The problem with fencing is that it would require approval from the Coastal Resources Management Council.

Also on the agenda, the town is still in the process of ordering signs to identify the Jamestown Shores tax lots, she reported.

“The town needs to place the order,” Coleman said.

The town also need to manage the logistics of posting the signs, but she anticipates the delay will not be too long.

Tax lots, which are largely wetlands and unbuildable, have been placed under an easement to the Conanicut Island Land Trust. The goal is to protect the water supply in the Shores. The town still owns the lots, however, and the Conservation Commission has assumed some oversight responsibilities. Recently, the commissioners sent a letter to abutters to explain why the tax lots were being protected.

“There are two properties that had encroachments,” Coleman said. In one case, someone was seen cutting illegally on the tax lot. No action has been taken yet, she said, but the town will have to resolve the problems.

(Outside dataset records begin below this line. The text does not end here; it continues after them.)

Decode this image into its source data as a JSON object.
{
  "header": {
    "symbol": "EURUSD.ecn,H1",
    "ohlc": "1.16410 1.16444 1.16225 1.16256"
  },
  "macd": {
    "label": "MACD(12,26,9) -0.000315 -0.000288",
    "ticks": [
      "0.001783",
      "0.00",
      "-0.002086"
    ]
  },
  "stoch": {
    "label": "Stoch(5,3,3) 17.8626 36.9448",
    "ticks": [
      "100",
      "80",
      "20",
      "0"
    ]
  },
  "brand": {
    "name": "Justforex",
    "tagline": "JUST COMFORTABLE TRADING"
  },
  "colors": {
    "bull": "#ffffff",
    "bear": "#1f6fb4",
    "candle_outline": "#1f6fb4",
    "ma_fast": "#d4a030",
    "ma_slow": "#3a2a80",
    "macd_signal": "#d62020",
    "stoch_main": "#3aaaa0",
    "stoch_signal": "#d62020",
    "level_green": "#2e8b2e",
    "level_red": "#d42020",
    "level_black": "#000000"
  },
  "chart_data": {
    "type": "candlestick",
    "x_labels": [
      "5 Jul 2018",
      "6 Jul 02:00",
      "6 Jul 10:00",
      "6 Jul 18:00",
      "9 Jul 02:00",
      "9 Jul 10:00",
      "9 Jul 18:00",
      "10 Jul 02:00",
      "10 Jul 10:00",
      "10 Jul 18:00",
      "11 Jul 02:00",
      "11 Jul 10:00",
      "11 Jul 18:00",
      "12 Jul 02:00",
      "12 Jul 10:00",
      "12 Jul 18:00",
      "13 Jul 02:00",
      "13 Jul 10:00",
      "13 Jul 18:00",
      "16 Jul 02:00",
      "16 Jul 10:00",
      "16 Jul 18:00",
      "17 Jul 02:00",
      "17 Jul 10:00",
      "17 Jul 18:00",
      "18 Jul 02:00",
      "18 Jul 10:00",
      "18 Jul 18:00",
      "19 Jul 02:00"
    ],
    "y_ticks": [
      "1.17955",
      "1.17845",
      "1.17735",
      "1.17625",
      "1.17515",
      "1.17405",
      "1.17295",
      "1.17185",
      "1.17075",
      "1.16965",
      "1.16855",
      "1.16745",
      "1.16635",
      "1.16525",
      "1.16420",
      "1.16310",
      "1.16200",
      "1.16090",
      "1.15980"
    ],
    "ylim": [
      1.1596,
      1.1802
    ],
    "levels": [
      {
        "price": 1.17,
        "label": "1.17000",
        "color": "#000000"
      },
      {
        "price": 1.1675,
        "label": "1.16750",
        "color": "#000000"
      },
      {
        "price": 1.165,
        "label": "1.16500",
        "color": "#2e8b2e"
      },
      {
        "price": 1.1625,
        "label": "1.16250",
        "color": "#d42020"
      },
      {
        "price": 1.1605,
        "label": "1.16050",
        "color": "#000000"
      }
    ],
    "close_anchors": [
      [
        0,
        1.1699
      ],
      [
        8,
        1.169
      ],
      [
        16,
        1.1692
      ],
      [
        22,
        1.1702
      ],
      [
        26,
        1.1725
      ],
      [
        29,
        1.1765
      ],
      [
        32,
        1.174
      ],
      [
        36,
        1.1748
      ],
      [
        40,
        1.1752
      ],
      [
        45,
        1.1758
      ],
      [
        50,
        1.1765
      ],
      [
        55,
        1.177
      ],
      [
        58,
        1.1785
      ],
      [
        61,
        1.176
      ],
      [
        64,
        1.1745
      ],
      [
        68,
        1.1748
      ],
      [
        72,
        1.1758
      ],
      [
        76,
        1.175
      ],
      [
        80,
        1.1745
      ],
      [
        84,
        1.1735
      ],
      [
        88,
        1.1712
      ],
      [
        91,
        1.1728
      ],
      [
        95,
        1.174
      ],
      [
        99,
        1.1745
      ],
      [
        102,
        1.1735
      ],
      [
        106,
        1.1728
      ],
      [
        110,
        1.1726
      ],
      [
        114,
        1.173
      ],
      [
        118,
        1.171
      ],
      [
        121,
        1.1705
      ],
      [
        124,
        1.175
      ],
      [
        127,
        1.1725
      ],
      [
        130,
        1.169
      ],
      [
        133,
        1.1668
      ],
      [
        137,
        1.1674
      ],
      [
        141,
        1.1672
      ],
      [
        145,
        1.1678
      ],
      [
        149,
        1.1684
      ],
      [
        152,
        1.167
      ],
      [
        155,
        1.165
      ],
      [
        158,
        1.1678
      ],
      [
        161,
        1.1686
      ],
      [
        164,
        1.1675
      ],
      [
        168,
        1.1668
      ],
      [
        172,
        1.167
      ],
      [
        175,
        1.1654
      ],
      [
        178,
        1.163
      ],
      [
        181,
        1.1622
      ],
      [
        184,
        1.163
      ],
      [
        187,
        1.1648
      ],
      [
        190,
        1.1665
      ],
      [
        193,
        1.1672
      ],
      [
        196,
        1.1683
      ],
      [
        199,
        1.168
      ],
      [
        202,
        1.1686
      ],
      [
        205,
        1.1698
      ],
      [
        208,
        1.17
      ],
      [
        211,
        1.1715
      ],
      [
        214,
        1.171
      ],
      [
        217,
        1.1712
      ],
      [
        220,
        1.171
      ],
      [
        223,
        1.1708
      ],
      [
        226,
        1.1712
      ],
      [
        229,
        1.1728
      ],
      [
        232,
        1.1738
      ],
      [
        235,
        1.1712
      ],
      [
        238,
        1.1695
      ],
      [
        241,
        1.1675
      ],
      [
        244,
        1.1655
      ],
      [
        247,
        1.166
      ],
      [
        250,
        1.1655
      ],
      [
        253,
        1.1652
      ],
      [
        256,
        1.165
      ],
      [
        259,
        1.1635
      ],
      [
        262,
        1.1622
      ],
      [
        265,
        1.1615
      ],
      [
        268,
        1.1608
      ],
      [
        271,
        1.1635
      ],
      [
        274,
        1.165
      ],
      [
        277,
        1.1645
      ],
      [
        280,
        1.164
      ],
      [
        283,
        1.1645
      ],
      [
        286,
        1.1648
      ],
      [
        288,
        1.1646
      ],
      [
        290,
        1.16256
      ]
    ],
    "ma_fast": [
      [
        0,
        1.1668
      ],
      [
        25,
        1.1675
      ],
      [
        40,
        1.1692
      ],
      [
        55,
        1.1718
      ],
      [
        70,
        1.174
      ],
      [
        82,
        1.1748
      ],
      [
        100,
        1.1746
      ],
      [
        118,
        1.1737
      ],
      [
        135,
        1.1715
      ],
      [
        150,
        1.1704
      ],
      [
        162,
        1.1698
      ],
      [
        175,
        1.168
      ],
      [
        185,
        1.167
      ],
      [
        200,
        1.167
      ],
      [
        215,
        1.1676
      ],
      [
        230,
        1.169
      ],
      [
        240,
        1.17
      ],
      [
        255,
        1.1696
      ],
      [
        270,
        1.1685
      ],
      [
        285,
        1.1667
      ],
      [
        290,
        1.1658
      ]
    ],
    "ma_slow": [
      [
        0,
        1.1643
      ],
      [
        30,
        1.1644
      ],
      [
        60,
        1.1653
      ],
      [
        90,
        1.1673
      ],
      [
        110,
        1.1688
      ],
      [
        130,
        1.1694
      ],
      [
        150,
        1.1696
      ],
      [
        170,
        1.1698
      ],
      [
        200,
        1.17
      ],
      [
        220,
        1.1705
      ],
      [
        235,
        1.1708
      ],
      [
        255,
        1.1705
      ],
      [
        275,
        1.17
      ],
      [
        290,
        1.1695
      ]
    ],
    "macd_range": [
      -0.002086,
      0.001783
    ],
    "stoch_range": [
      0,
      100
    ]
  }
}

Commissioner George Souza, who is the liaison to the Harbor Commission, advised the panel about conservation issues related to the proposed Conanicut Marine expansion.

“There is a small patch of eelgrass to the south,” he said, right next to the expansion area.

Souza said the harbor commissioners and marina owner Bill Munger discussed the situation at their June meeting and were aware of the environmental issues.

“It was really good how sensitive everyone was,” he said.

Finally, the commissioners brainstormed topics for a new monthly column they will write for the Jamestown Press. Coleman said the newspaper editor has suggested focusing on topics that are timely, interesting and relevant. The commissioners narrowed the topics for the August column down to a choice between the Round Marsh restoration and the status of the Mackerel Cove barrier beach dunes.